Before I had the chance to use Brooke in one of my productions, one of my students, who was directing a short musical for our local area thespian competition, cast her in her show. Brooke had natural comedic timing and I found myself laughing after her every delivery, even after having seen the production at least a dozen times. She had great comedic timing, which you cannot teach. I subsequently cast her in my own productions and found a role for her in most every one. But one of her proudest moments was early on, when she worked backstage on a production of “Little Women”. During a scene where the character Beth dies, I had a kite symbolically fly up and away. Brooke flew the kite and it was quite beautiful. After each performance she asked me how I liked the kite. I just said to her, “It was perfect”, which it was.
In class she was enthusiastic, if not always in attendance due to ongoing challenges with her health. But when she was there class was different. The students upped their game whenever Brooke was watching. There was less of the belly-aching that can go on with high school students. And the ones who usually sat in the back of the class, unwilling to allow themselves to open up enough to bare real feelings, even they began to join us in some of the in-class performances. I noticed how they looked at Brooke, and I could sense the impact she had on them.
I wanted a great future for Brooke. She deserved it. I envisioned her on her own Disney show, “Just Brooke”, or something equally as corny. The world needed to get to know this kind of energy.

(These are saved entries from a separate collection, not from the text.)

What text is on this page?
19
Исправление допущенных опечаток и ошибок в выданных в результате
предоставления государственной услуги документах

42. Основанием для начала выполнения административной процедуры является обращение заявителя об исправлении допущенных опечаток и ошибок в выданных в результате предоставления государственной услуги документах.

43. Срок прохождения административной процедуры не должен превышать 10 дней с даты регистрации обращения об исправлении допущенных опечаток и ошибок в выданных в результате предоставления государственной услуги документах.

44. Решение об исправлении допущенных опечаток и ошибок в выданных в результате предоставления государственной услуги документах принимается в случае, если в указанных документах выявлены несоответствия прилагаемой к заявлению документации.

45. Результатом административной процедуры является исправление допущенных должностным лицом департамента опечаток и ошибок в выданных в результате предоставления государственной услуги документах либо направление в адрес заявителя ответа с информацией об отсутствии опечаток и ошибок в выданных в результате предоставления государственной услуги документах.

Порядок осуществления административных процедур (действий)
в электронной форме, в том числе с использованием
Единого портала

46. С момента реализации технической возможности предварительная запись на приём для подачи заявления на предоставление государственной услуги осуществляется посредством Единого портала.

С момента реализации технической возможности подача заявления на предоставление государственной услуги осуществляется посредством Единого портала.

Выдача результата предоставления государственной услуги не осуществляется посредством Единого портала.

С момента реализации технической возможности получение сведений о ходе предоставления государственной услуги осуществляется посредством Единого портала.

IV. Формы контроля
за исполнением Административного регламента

I knew Brooke would be successful at whatever she did, given the time. But time was the big issue. Although she never said anything, I could tell she was worried about her time on Earth. I guess that is why she was packing in so much living while she could. There was no telling when another physical challenge would raise its far-too-ugly head.
I left my teaching position before Brooke’s Senior year of high school. In the fall I received a message on Facebook from one of my former students to tell me that Brooke had passed away. I was stunned and heartsick. I really had convinced myself that Brooke would be alive when I was old and gray. I was certain I would enjoy my retirement watching Brooke on her own show. I wanted so many more people to get to know her, to experience life from her point of view, and to enjoy that unbridled enthusiasm for theatre, love of her family, and especially of her sister. Few deaths have seemed so unfair, made me so angry, and left me feeling so helpless. I try to make sense of Brooke’s death. Several times each week I think about Brooke and try to figure it all out, all the while Brooke is singing her Shrek song in the background. Why her? Why all the suffering? How did she overcome it all and live the full, gracious life she did in only 19 short years? But it is, of course, impossible. How can you make sense of a senseless event?
I guess the reason I think about her so much is that she did so much more good in her 19 years than I have in my 57. When I think of Brooke, I become less angry, more enthusiastic. When I think of Brooke I demand better of myself. For Brooke’s sake I am working to enjoy life more, be a better friend, try to become the person Brooke knew we all were. Brooke motivates me to be a more human human being. I am just so sad that she had to leave us for me to learn those lessons.
So now I picture her in her heaven, still cracking jokes, stirring people’s passions, and showing us all how to live (if only we would listen). And I picture her waiting for her prince. I know it’s today.